Quantum dynamics of Josephson junction based circuits

Date: 
2011-05-13 - 2011-05-16
Author(s): 

O. Buisson

Conference/Workshop/Place: 
Taiwan-France joint school on Quantum Information Science & Workshop on Quantum Measurement, Taiwan
Format: 
Invited Talk

Superconducting quantum circuits with Josephson junctions have shown in the last decade very rich and successful quantum experiments. They appeared as the most promising solid state scalable quantum system for quantum information processor. These superconducting circuits behave as artificial atoms and were extensively studied to test fundamental concepts of quantum mechanics. This research is always in strong development. After an introduction on Josephson junction circuits, I will detail a few quantum experiments realized in two different superconducting circuits: an inductive dc SQUID and a Josephson junction chain.
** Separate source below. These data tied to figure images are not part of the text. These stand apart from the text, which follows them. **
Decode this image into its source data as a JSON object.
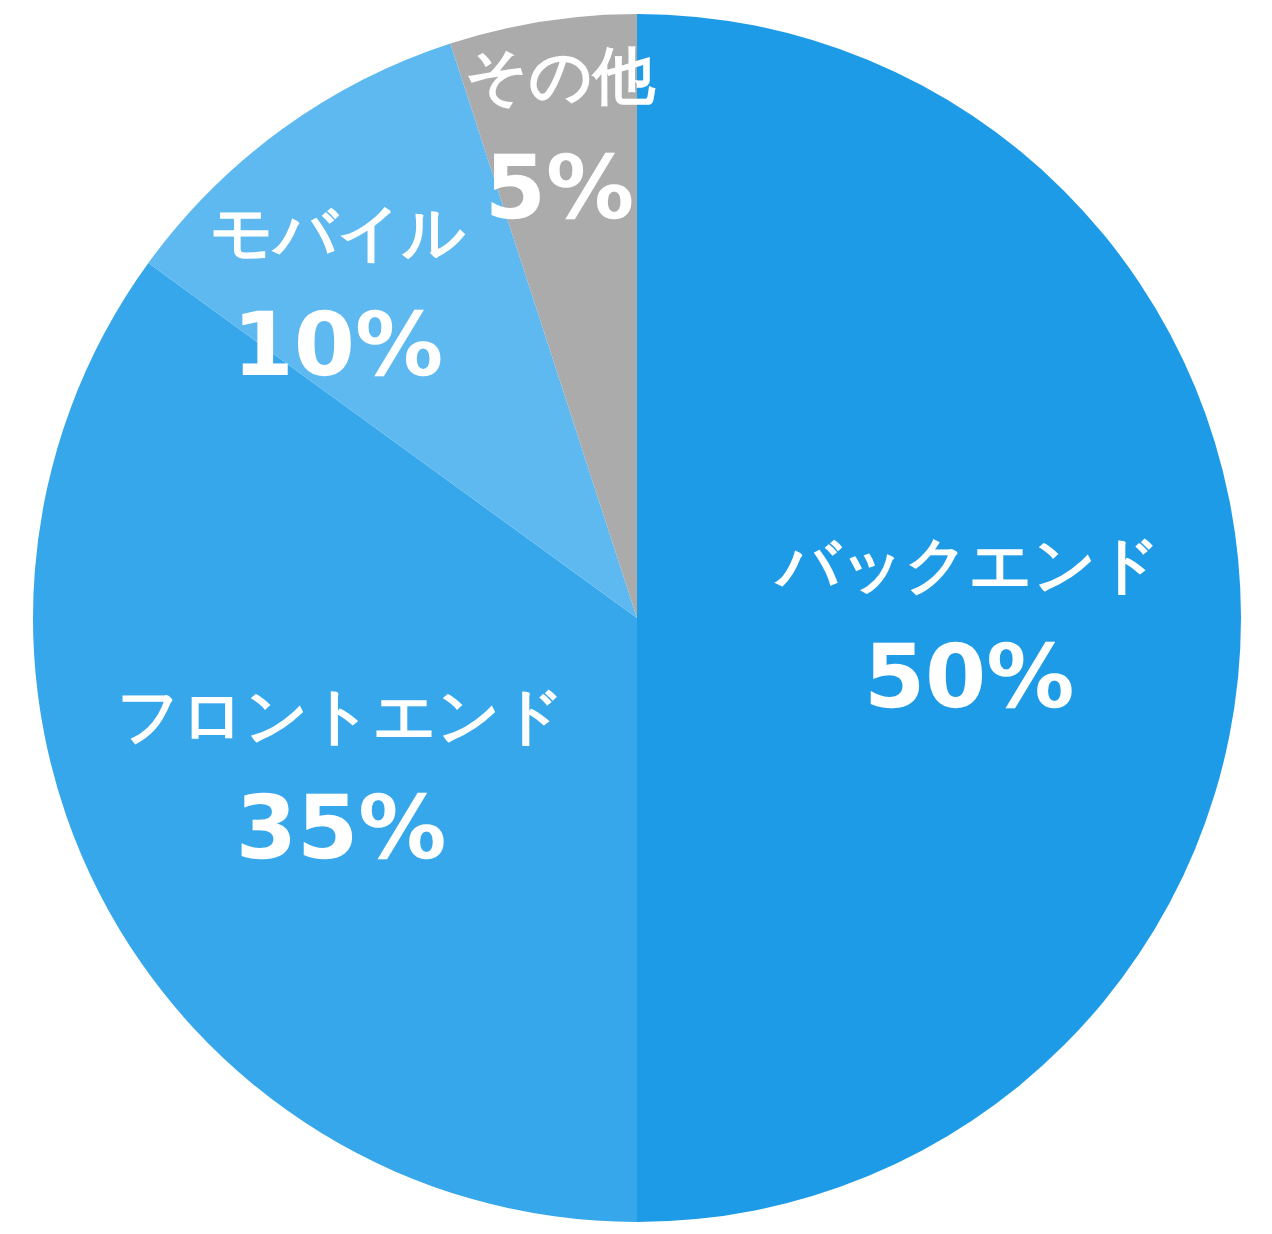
{
  "chart_data": {
    "type": "pie",
    "categories": [
      "バックエンド",
      "フロントエンド",
      "モバイル",
      "その他"
    ],
    "values": [
      50,
      35,
      10,
      5
    ],
    "colors": [
      "#1e9be6",
      "#35a7ea",
      "#5db9f0",
      "#ababab"
    ],
    "value_labels": [
      "50%",
      "35%",
      "10%",
      "5%"
    ]
  }
}
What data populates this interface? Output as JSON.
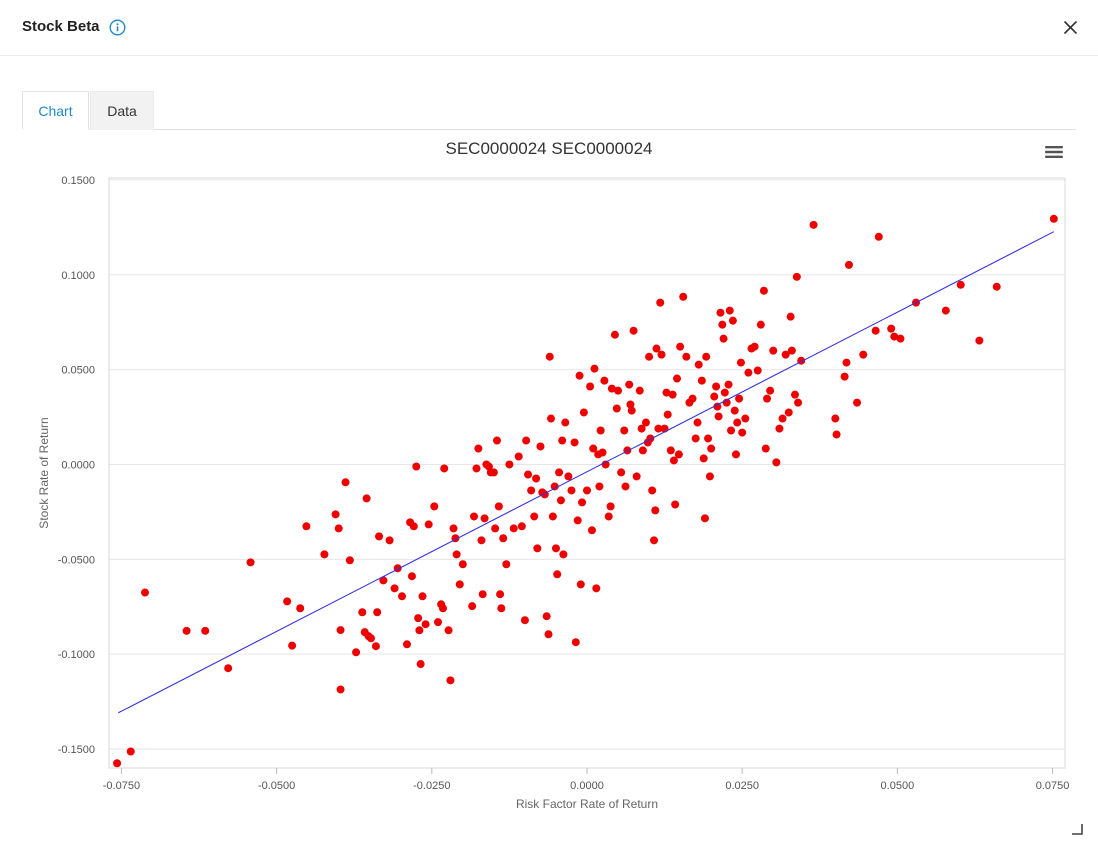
{
  "dialog": {
    "title": "Stock Beta"
  },
  "tabs": [
    {
      "label": "Chart",
      "active": true
    },
    {
      "label": "Data",
      "active": false
    }
  ],
  "chart_data": {
    "type": "scatter",
    "title": "SEC0000024 SEC0000024",
    "xlabel": "Risk Factor Rate of Return",
    "ylabel": "Stock Rate of Return",
    "xlim": [
      -0.077,
      0.077
    ],
    "ylim": [
      -0.16,
      0.151
    ],
    "xticks": [
      "-0.0750",
      "-0.0500",
      "-0.0250",
      "0.0000",
      "0.0250",
      "0.0500",
      "0.0750"
    ],
    "yticks": [
      "0.1500",
      "0.1000",
      "0.0500",
      "0.0000",
      "-0.0500",
      "-0.1000",
      "-0.1500"
    ],
    "grid": true,
    "colors": {
      "points": "#ee0000",
      "regression": "#3333dd",
      "accent": "#1e88d0"
    },
    "regression_line": {
      "x": [
        -0.0755,
        0.0752
      ],
      "y": [
        -0.1309,
        0.1227
      ]
    },
    "series": [
      {
        "values": [
          [
            -0.0757,
            -0.1575
          ],
          [
            -0.0735,
            -0.1513
          ],
          [
            -0.0712,
            -0.0675
          ],
          [
            -0.0645,
            -0.0877
          ],
          [
            -0.0615,
            -0.0877
          ],
          [
            -0.0578,
            -0.1074
          ],
          [
            -0.0542,
            -0.0516
          ],
          [
            -0.0483,
            -0.0722
          ],
          [
            -0.0475,
            -0.0955
          ],
          [
            -0.0462,
            -0.0758
          ],
          [
            -0.0452,
            -0.0326
          ],
          [
            -0.0423,
            -0.0474
          ],
          [
            -0.0405,
            -0.0263
          ],
          [
            -0.04,
            -0.0337
          ],
          [
            -0.0397,
            -0.0873
          ],
          [
            -0.0397,
            -0.1186
          ],
          [
            -0.0389,
            -0.0094
          ],
          [
            -0.0382,
            -0.0505
          ],
          [
            -0.0372,
            -0.099
          ],
          [
            -0.0362,
            -0.0779
          ],
          [
            -0.0358,
            -0.0884
          ],
          [
            -0.0355,
            -0.0179
          ],
          [
            -0.0352,
            -0.0905
          ],
          [
            -0.0348,
            -0.0916
          ],
          [
            -0.034,
            -0.0958
          ],
          [
            -0.0338,
            -0.0779
          ],
          [
            -0.0335,
            -0.0379
          ],
          [
            -0.0328,
            -0.0611
          ],
          [
            -0.0318,
            -0.04
          ],
          [
            -0.031,
            -0.0653
          ],
          [
            -0.0305,
            -0.0547
          ],
          [
            -0.0298,
            -0.0695
          ],
          [
            -0.029,
            -0.0948
          ],
          [
            -0.0285,
            -0.0305
          ],
          [
            -0.0282,
            -0.0589
          ],
          [
            -0.0279,
            -0.0326
          ],
          [
            -0.0275,
            -0.0011
          ],
          [
            -0.0272,
            -0.081
          ],
          [
            -0.027,
            -0.0874
          ],
          [
            -0.0268,
            -0.1052
          ],
          [
            -0.0265,
            -0.0695
          ],
          [
            -0.026,
            -0.0842
          ],
          [
            -0.0255,
            -0.0316
          ],
          [
            -0.0246,
            -0.0221
          ],
          [
            -0.024,
            -0.0831
          ],
          [
            -0.0235,
            -0.0737
          ],
          [
            -0.0232,
            -0.0758
          ],
          [
            -0.023,
            -0.0021
          ],
          [
            -0.0223,
            -0.0874
          ],
          [
            -0.022,
            -0.1138
          ],
          [
            -0.0215,
            -0.0337
          ],
          [
            -0.0212,
            -0.0389
          ],
          [
            -0.021,
            -0.0474
          ],
          [
            -0.0205,
            -0.0632
          ],
          [
            -0.02,
            -0.0526
          ],
          [
            -0.0185,
            -0.0747
          ],
          [
            -0.0182,
            -0.0274
          ],
          [
            -0.0178,
            -0.0021
          ],
          [
            -0.0175,
            0.0084
          ],
          [
            -0.017,
            -0.04
          ],
          [
            -0.0168,
            -0.0684
          ],
          [
            -0.0165,
            -0.0284
          ],
          [
            -0.0162,
            0.0
          ],
          [
            -0.0158,
            -0.0011
          ],
          [
            -0.0155,
            -0.0042
          ],
          [
            -0.015,
            -0.0042
          ],
          [
            -0.0148,
            -0.0337
          ],
          [
            -0.0145,
            0.0126
          ],
          [
            -0.0142,
            -0.0221
          ],
          [
            -0.014,
            -0.0684
          ],
          [
            -0.0138,
            -0.0758
          ],
          [
            -0.0135,
            -0.0389
          ],
          [
            -0.013,
            -0.0526
          ],
          [
            -0.0125,
            0.0
          ],
          [
            -0.0118,
            -0.0337
          ],
          [
            -0.011,
            0.0042
          ],
          [
            -0.0105,
            -0.0326
          ],
          [
            -0.01,
            -0.0821
          ],
          [
            -0.0098,
            0.0126
          ],
          [
            -0.0095,
            -0.0053
          ],
          [
            -0.009,
            -0.0137
          ],
          [
            -0.0085,
            -0.0274
          ],
          [
            -0.0082,
            -0.0074
          ],
          [
            -0.008,
            -0.0442
          ],
          [
            -0.0075,
            0.0095
          ],
          [
            -0.0072,
            -0.0147
          ],
          [
            -0.0068,
            -0.0158
          ],
          [
            -0.0065,
            -0.08
          ],
          [
            -0.0062,
            -0.0895
          ],
          [
            -0.006,
            0.0568
          ],
          [
            -0.0058,
            0.0242
          ],
          [
            -0.0055,
            -0.0274
          ],
          [
            -0.0052,
            -0.0116
          ],
          [
            -0.005,
            -0.0442
          ],
          [
            -0.0048,
            -0.0579
          ],
          [
            -0.0045,
            -0.0042
          ],
          [
            -0.0042,
            -0.0189
          ],
          [
            -0.004,
            0.0126
          ],
          [
            -0.0038,
            -0.0474
          ],
          [
            -0.0035,
            0.0221
          ],
          [
            -0.003,
            -0.0063
          ],
          [
            -0.0025,
            -0.0137
          ],
          [
            -0.002,
            0.0116
          ],
          [
            -0.0018,
            -0.0937
          ],
          [
            -0.0015,
            -0.0295
          ],
          [
            -0.0012,
            0.0468
          ],
          [
            -0.001,
            -0.0632
          ],
          [
            -0.0008,
            -0.02
          ],
          [
            -0.0005,
            0.0274
          ],
          [
            0.0,
            -0.0137
          ],
          [
            0.0005,
            0.0411
          ],
          [
            0.0008,
            -0.0347
          ],
          [
            0.001,
            0.0084
          ],
          [
            0.0012,
            0.0505
          ],
          [
            0.0015,
            -0.0653
          ],
          [
            0.0018,
            0.0053
          ],
          [
            0.002,
            -0.0116
          ],
          [
            0.0022,
            0.0179
          ],
          [
            0.0025,
            0.0063
          ],
          [
            0.0028,
            0.0442
          ],
          [
            0.003,
            0.0
          ],
          [
            0.0035,
            -0.0274
          ],
          [
            0.0038,
            -0.0221
          ],
          [
            0.004,
            0.04
          ],
          [
            0.0045,
            0.0684
          ],
          [
            0.0048,
            0.0295
          ],
          [
            0.005,
            0.0389
          ],
          [
            0.0055,
            -0.0042
          ],
          [
            0.006,
            0.0179
          ],
          [
            0.0062,
            -0.0116
          ],
          [
            0.0065,
            0.0074
          ],
          [
            0.0068,
            0.0421
          ],
          [
            0.007,
            0.0316
          ],
          [
            0.0072,
            0.0284
          ],
          [
            0.0075,
            0.0705
          ],
          [
            0.008,
            -0.0063
          ],
          [
            0.0085,
            0.0389
          ],
          [
            0.0088,
            0.0189
          ],
          [
            0.009,
            0.0074
          ],
          [
            0.0095,
            0.0221
          ],
          [
            0.0098,
            0.0116
          ],
          [
            0.01,
            0.0568
          ],
          [
            0.0102,
            0.0137
          ],
          [
            0.0105,
            -0.0137
          ],
          [
            0.0108,
            -0.04
          ],
          [
            0.011,
            -0.0242
          ],
          [
            0.0112,
            0.0611
          ],
          [
            0.0115,
            0.0189
          ],
          [
            0.0118,
            0.0853
          ],
          [
            0.012,
            0.0579
          ],
          [
            0.0125,
            0.0189
          ],
          [
            0.0128,
            0.0379
          ],
          [
            0.013,
            0.0263
          ],
          [
            0.0135,
            0.0074
          ],
          [
            0.0138,
            0.0368
          ],
          [
            0.014,
            0.0021
          ],
          [
            0.0142,
            -0.0211
          ],
          [
            0.0145,
            0.0453
          ],
          [
            0.0148,
            0.0053
          ],
          [
            0.015,
            0.0621
          ],
          [
            0.0155,
            0.0884
          ],
          [
            0.016,
            0.0568
          ],
          [
            0.0165,
            0.0326
          ],
          [
            0.017,
            0.0347
          ],
          [
            0.0175,
            0.0137
          ],
          [
            0.0178,
            0.0221
          ],
          [
            0.018,
            0.0526
          ],
          [
            0.0185,
            0.0442
          ],
          [
            0.0188,
            0.0032
          ],
          [
            0.019,
            -0.0284
          ],
          [
            0.0192,
            0.0568
          ],
          [
            0.0195,
            0.0137
          ],
          [
            0.0198,
            -0.0063
          ],
          [
            0.02,
            0.0084
          ],
          [
            0.0205,
            0.0358
          ],
          [
            0.0208,
            0.0411
          ],
          [
            0.021,
            0.0305
          ],
          [
            0.0212,
            0.0253
          ],
          [
            0.0215,
            0.08
          ],
          [
            0.0218,
            0.0737
          ],
          [
            0.022,
            0.0663
          ],
          [
            0.0222,
            0.0379
          ],
          [
            0.0225,
            0.0326
          ],
          [
            0.0228,
            0.0421
          ],
          [
            0.023,
            0.0811
          ],
          [
            0.0232,
            0.0179
          ],
          [
            0.0235,
            0.0758
          ],
          [
            0.0238,
            0.0284
          ],
          [
            0.024,
            0.0053
          ],
          [
            0.0242,
            0.0221
          ],
          [
            0.0245,
            0.0347
          ],
          [
            0.0248,
            0.0537
          ],
          [
            0.025,
            0.0168
          ],
          [
            0.0255,
            0.0242
          ],
          [
            0.026,
            0.0484
          ],
          [
            0.0265,
            0.0611
          ],
          [
            0.027,
            0.0621
          ],
          [
            0.0275,
            0.0495
          ],
          [
            0.028,
            0.0737
          ],
          [
            0.0285,
            0.0916
          ],
          [
            0.0288,
            0.0084
          ],
          [
            0.029,
            0.0347
          ],
          [
            0.0295,
            0.0389
          ],
          [
            0.03,
            0.06
          ],
          [
            0.0305,
            0.0011
          ],
          [
            0.031,
            0.0189
          ],
          [
            0.0315,
            0.0242
          ],
          [
            0.032,
            0.0579
          ],
          [
            0.0325,
            0.0274
          ],
          [
            0.0328,
            0.0779
          ],
          [
            0.033,
            0.06
          ],
          [
            0.0335,
            0.0368
          ],
          [
            0.0338,
            0.0989
          ],
          [
            0.034,
            0.0326
          ],
          [
            0.0345,
            0.0547
          ],
          [
            0.0365,
            0.1263
          ],
          [
            0.04,
            0.0242
          ],
          [
            0.0402,
            0.0158
          ],
          [
            0.0415,
            0.0463
          ],
          [
            0.0418,
            0.0537
          ],
          [
            0.0422,
            0.1052
          ],
          [
            0.0435,
            0.0326
          ],
          [
            0.0445,
            0.0579
          ],
          [
            0.0465,
            0.0705
          ],
          [
            0.047,
            0.12
          ],
          [
            0.049,
            0.0716
          ],
          [
            0.0495,
            0.0674
          ],
          [
            0.0505,
            0.0663
          ],
          [
            0.053,
            0.0853
          ],
          [
            0.0578,
            0.0811
          ],
          [
            0.0602,
            0.0947
          ],
          [
            0.0632,
            0.0653
          ],
          [
            0.066,
            0.0937
          ],
          [
            0.0752,
            0.1295
          ]
        ]
      }
    ]
  }
}
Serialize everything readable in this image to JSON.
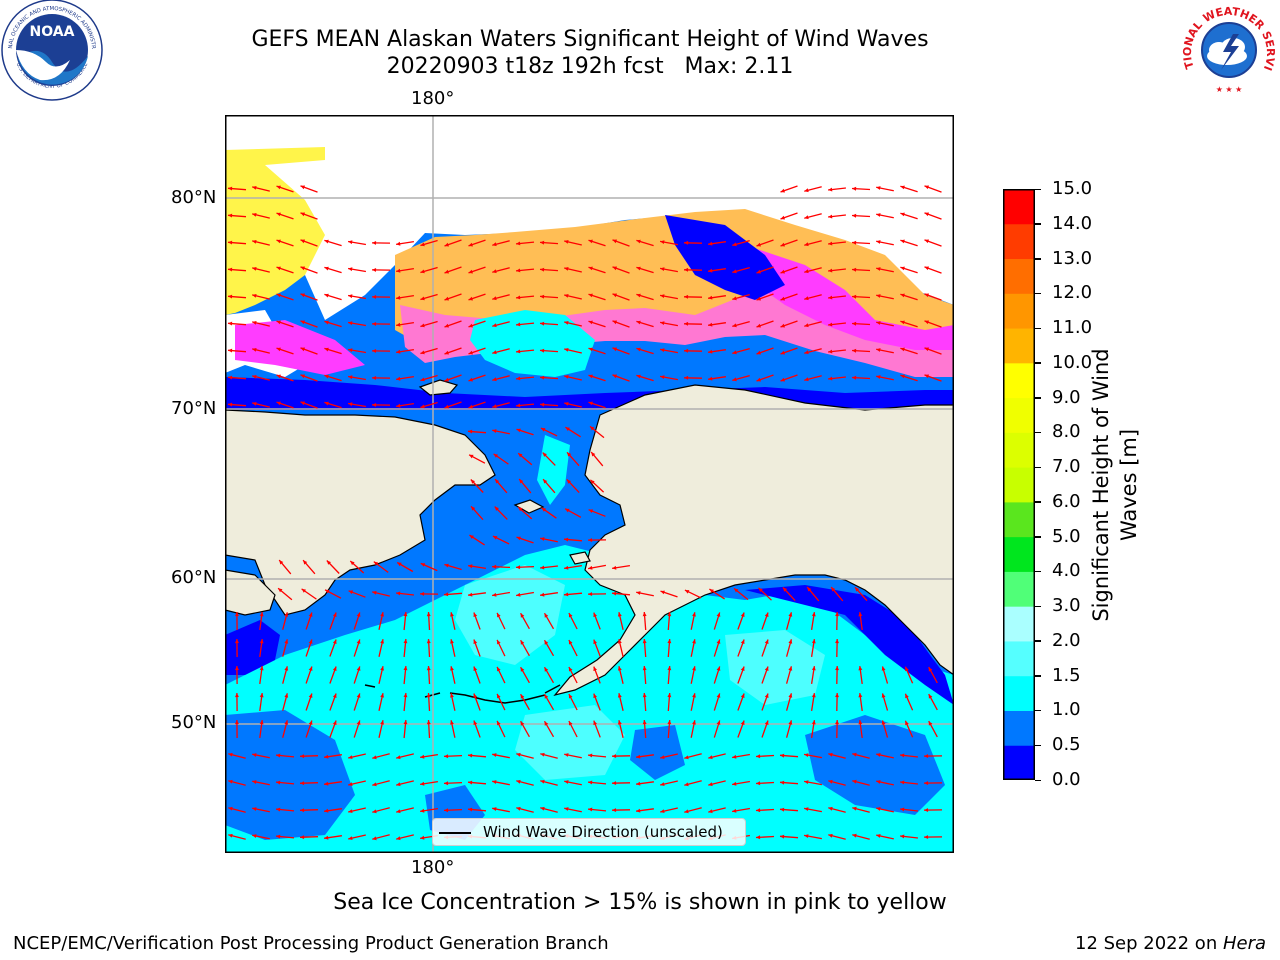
{
  "title": {
    "line1": "GEFS MEAN Alaskan Waters Significant Height of Wind Waves",
    "line2": "20220903 t18z 192h fcst   Max: 2.11"
  },
  "map": {
    "lat_labels": [
      "80°N",
      "70°N",
      "60°N",
      "50°N"
    ],
    "lon_label_top": "180°",
    "lon_label_bottom": "180°",
    "legend_label": "Wind Wave Direction (unscaled)",
    "colors": {
      "land": "#efeddc",
      "ice_white": "#ffffff",
      "ice_yellow": "#fff44a",
      "ice_orange": "#ffbe55",
      "ice_pink": "#ff78d2",
      "ice_magenta": "#ff3cff",
      "ocean_dark_blue": "#0000ff",
      "ocean_blue": "#0078ff",
      "ocean_cyan": "#00ffff",
      "ocean_light_cyan": "#55ffff",
      "arrow": "#ff0000",
      "grid": "#b0b0b0"
    }
  },
  "colorbar": {
    "title": "Significant Height of Wind\nWaves [m]",
    "ticks": [
      "15.0",
      "14.0",
      "13.0",
      "12.0",
      "11.0",
      "10.0",
      "9.0",
      "8.0",
      "7.0",
      "6.0",
      "5.0",
      "4.0",
      "3.0",
      "2.0",
      "1.5",
      "1.0",
      "0.5",
      "0.0"
    ],
    "segments": [
      {
        "from": "0.0",
        "to": "0.5",
        "color": "#0000ff"
      },
      {
        "from": "0.5",
        "to": "1.0",
        "color": "#0078ff"
      },
      {
        "from": "1.0",
        "to": "1.5",
        "color": "#00ffff"
      },
      {
        "from": "1.5",
        "to": "2.0",
        "color": "#55ffff"
      },
      {
        "from": "2.0",
        "to": "3.0",
        "color": "#aaffff"
      },
      {
        "from": "3.0",
        "to": "4.0",
        "color": "#50ff78"
      },
      {
        "from": "4.0",
        "to": "5.0",
        "color": "#00e61e"
      },
      {
        "from": "5.0",
        "to": "6.0",
        "color": "#5ae61e"
      },
      {
        "from": "6.0",
        "to": "7.0",
        "color": "#c8ff00"
      },
      {
        "from": "7.0",
        "to": "8.0",
        "color": "#dcff00"
      },
      {
        "from": "8.0",
        "to": "9.0",
        "color": "#f0ff00"
      },
      {
        "from": "9.0",
        "to": "10.0",
        "color": "#ffff00"
      },
      {
        "from": "10.0",
        "to": "11.0",
        "color": "#ffb400"
      },
      {
        "from": "11.0",
        "to": "12.0",
        "color": "#ff9600"
      },
      {
        "from": "12.0",
        "to": "13.0",
        "color": "#ff6e00"
      },
      {
        "from": "13.0",
        "to": "14.0",
        "color": "#ff3c00"
      },
      {
        "from": "14.0",
        "to": "15.0",
        "color": "#ff0000"
      }
    ]
  },
  "footer": {
    "note": "Sea Ice Concentration > 15% is shown in pink to yellow",
    "credit": "NCEP/EMC/Verification Post Processing Product Generation Branch",
    "date_prefix": "12 Sep 2022 on ",
    "date_machine": "Hera"
  },
  "logos": {
    "left_text": "NOAA",
    "left_ring": "NATIONAL OCEANIC AND ATMOSPHERIC ADMINISTRATION",
    "left_ring_bottom": "U.S. DEPARTMENT OF COMMERCE",
    "right_ring": "NATIONAL WEATHER SERVICE"
  }
}
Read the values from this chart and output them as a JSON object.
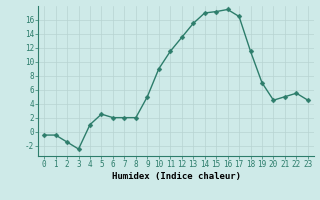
{
  "x": [
    0,
    1,
    2,
    3,
    4,
    5,
    6,
    7,
    8,
    9,
    10,
    11,
    12,
    13,
    14,
    15,
    16,
    17,
    18,
    19,
    20,
    21,
    22,
    23
  ],
  "y": [
    -0.5,
    -0.5,
    -1.5,
    -2.5,
    1,
    2.5,
    2,
    2,
    2,
    5,
    9,
    11.5,
    13.5,
    15.5,
    17,
    17.2,
    17.5,
    16.5,
    11.5,
    7,
    4.5,
    5,
    5.5,
    4.5
  ],
  "line_color": "#2d7d6b",
  "marker_color": "#2d7d6b",
  "bg_color": "#ceeae8",
  "grid_color_major": "#b8d4d2",
  "xlabel": "Humidex (Indice chaleur)",
  "ylim": [
    -3.5,
    18
  ],
  "xlim": [
    -0.5,
    23.5
  ],
  "yticks": [
    -2,
    0,
    2,
    4,
    6,
    8,
    10,
    12,
    14,
    16
  ],
  "xticks": [
    0,
    1,
    2,
    3,
    4,
    5,
    6,
    7,
    8,
    9,
    10,
    11,
    12,
    13,
    14,
    15,
    16,
    17,
    18,
    19,
    20,
    21,
    22,
    23
  ],
  "xlabel_fontsize": 6.5,
  "tick_fontsize": 5.5,
  "line_width": 1.0,
  "marker_size": 2.5
}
The first circuit can be viewed as a single artificial atom and the second one as an artificial crystal. The quantum dynamics of an inductive dc SQUID presents a very large variety of quantum phenomena. It can be described as a one-dimensional quantum anharmonic oscillator. It can behave as a phase qubit or a multilevel quantum system. Different properties will be discussed such as coherent multilevel dynamics, classical and quantum description, main decoherence processes, optimal control. When the inductance of the SQUID is large, its dynamics behaves as a two dimensional quantum anharmonic oscillator. Recent measurements will be presented in this new limit. In a last part, I will present quantum Josephson junction chains which could provide the basis for the realization of a new type of topologically protected qubit or for the implementation of a new current standard. By measuring the current-phase relation of these chains, we can determine the ground state properties which inform about the collective behaviour inside the chains. The measurements are well fitted by the theoretical predictions based on quantum phase-slip.